Une semaine après sa condamnation à un an de prison avec sursis pour avoir orchestré une tentative d’extorsion contre un homme d’affaires, Bernard Bajolet a fait appel. L’ancien directeur, entre 2013 et 2013, des services secrets français (DGSE) estime que «cette décision repose davantage sur des hypothèses que sur une analyse juridique fondée sur des preuves», a expliqué ce jeudi son avocat, Me Mario Stasi. Au terme de dix années de procédure judiciaire, Bernard Bajolet avait été reconnu coupable par le tribunal correctionnel de Bobigny de complicité de tentative d’extorsion et d’atteinte arbitraire à la liberté individuelle par personne dépositaire de l’autorité publique à l’encontre d’un homme d’affaires.
Récapitulons : le 12 mars 2016, Alain Dumenil, entrepreneur franco-suisse impliqué dans pléthore d’affaires judiciaires et de litiges commerciaux, est arrêté par la police aux frontières à l’aéroport Roissy-Charles-de-Gaulle alors qu’il doit se rendre en Suisse. Les policiers l’emmènent sous prétexte de devoir vérifier son passeport et le conduisent dans une salle. Deux hommes en civil, appartenant à la DGSE mais jamais identifiés, entrent dans la pièce et l’informent qu’il doit rembourser 15 millions d’euros à la France.
Méthodes «choquantes»
Les services de renseignement estiment alors qu’Alain Dumenil les a escroqués au début des années 2000, lorsqu’ils l’ont appelé à la rescousse pour sortir la DGSE d’investissements infructueux. Ceux-ci avaient été réalisés avec un fonds secret, confié par l’Etat il y a des décennies dans une volonté d’indépendance de l’institution en cas d’occupation étrangère ou de disparition du gouvernement. Les agents menacent l’entrepreneur, dont les manœuvres financières lui ont valu d’être mis en examen pour banqueroute, notamment en lui montrant un album de photographies de ses proches.
Au cours du procès, qui s’est tenu en novembre 2025 et qui a parfois semblé devenir celui des services secrets tout entiers, Bernard Bajolet a toujours reconnu avoir validé le principe d’une rencontre, mais sans avoir jamais imaginé, a-t-il assuré, que cela se ferait avec «une forme quelconque de contrainte». «Les choses ne se sont pas passées comme elles auraient dû», avait-il toutefois reconnu.

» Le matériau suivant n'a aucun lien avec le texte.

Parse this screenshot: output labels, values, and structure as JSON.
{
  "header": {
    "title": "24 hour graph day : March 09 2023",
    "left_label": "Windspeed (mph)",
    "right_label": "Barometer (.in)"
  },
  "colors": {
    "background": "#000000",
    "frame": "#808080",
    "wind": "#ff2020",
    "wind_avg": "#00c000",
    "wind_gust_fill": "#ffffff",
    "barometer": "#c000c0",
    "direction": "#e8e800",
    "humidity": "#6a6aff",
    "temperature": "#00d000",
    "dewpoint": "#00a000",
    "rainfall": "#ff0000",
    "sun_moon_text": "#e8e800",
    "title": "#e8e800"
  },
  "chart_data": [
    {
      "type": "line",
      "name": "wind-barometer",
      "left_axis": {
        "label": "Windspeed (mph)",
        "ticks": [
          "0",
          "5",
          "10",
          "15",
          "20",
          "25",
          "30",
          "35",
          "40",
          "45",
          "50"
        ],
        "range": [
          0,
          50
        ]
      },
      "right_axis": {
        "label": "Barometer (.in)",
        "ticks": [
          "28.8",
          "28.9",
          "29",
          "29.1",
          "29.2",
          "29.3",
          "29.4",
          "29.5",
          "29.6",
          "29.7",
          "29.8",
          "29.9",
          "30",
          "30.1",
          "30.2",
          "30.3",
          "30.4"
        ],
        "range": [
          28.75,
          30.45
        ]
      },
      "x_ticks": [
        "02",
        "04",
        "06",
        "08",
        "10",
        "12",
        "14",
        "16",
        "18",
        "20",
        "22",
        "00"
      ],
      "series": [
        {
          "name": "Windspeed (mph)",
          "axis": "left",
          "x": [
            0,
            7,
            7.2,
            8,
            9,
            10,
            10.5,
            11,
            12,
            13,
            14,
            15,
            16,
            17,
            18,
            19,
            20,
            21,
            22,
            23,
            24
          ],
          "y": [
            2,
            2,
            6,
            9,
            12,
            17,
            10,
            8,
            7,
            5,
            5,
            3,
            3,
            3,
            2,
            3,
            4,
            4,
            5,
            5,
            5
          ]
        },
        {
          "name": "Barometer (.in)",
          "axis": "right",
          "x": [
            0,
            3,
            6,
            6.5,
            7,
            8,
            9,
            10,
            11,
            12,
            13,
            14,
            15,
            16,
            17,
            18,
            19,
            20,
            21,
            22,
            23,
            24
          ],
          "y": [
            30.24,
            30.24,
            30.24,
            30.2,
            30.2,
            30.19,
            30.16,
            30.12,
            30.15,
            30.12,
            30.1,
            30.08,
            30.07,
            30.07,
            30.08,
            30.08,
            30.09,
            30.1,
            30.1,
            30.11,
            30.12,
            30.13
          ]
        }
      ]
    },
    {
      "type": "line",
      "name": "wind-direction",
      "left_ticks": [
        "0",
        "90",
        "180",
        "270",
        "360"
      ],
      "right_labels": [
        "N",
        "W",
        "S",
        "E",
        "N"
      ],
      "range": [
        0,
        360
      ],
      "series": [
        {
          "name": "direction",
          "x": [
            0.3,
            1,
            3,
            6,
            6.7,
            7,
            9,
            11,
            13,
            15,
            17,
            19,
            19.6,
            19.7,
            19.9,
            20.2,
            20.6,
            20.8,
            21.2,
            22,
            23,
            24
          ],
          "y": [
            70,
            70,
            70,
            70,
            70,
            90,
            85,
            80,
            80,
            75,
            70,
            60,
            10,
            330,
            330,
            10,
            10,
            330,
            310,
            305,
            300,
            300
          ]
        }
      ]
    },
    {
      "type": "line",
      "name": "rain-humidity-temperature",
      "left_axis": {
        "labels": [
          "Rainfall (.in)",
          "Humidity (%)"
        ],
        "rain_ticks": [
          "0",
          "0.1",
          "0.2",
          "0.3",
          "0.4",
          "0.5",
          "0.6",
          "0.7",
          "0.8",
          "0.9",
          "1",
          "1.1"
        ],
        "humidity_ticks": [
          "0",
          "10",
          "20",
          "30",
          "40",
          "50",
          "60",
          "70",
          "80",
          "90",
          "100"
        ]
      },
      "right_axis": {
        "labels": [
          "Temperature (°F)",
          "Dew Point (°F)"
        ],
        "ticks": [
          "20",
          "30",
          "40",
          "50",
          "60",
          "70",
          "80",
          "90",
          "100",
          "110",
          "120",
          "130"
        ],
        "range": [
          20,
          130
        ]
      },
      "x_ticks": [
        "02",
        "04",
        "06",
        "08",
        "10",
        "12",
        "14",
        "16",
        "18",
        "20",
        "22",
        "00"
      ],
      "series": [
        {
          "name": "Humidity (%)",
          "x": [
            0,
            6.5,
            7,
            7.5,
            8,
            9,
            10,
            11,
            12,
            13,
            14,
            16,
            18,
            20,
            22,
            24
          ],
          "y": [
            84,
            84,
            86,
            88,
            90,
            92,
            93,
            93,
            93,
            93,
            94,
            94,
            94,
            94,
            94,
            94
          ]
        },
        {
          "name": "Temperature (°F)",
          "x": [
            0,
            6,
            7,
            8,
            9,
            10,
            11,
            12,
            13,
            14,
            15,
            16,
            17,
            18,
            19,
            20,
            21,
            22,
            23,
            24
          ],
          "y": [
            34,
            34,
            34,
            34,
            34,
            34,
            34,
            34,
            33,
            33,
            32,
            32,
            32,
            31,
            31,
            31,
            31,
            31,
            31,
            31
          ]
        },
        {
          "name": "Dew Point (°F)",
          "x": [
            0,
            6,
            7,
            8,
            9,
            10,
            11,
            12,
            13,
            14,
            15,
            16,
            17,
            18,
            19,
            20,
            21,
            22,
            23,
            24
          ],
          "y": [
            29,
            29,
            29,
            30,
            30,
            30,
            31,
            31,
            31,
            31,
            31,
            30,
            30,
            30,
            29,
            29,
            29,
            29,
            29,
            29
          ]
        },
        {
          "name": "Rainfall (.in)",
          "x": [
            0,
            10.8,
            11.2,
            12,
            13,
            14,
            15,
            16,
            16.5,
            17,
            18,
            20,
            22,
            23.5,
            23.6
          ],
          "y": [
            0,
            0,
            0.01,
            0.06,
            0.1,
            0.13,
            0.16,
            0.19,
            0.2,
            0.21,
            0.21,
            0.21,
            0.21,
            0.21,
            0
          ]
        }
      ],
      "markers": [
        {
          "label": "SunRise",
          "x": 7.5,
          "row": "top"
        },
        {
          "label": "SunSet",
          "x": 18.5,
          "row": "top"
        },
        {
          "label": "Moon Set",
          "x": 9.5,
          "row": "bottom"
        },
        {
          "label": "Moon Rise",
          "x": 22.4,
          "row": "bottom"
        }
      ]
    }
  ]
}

Le tribunal a considéré «peu probable que des agents puissent agir en toute autonomie» dans un dossier «aussi sensible», qualifiant les méthodes employées de «choquantes», «inquiétantes» et «contraires à l’Etat de droit». Lors de l’audience de novembre, Alain Dumenil était apparu très marqué, accusant, dans une déclaration quelque peu confuse, la DGSE de tentatives d’assassinat contre sa personne et de pression sur la justice.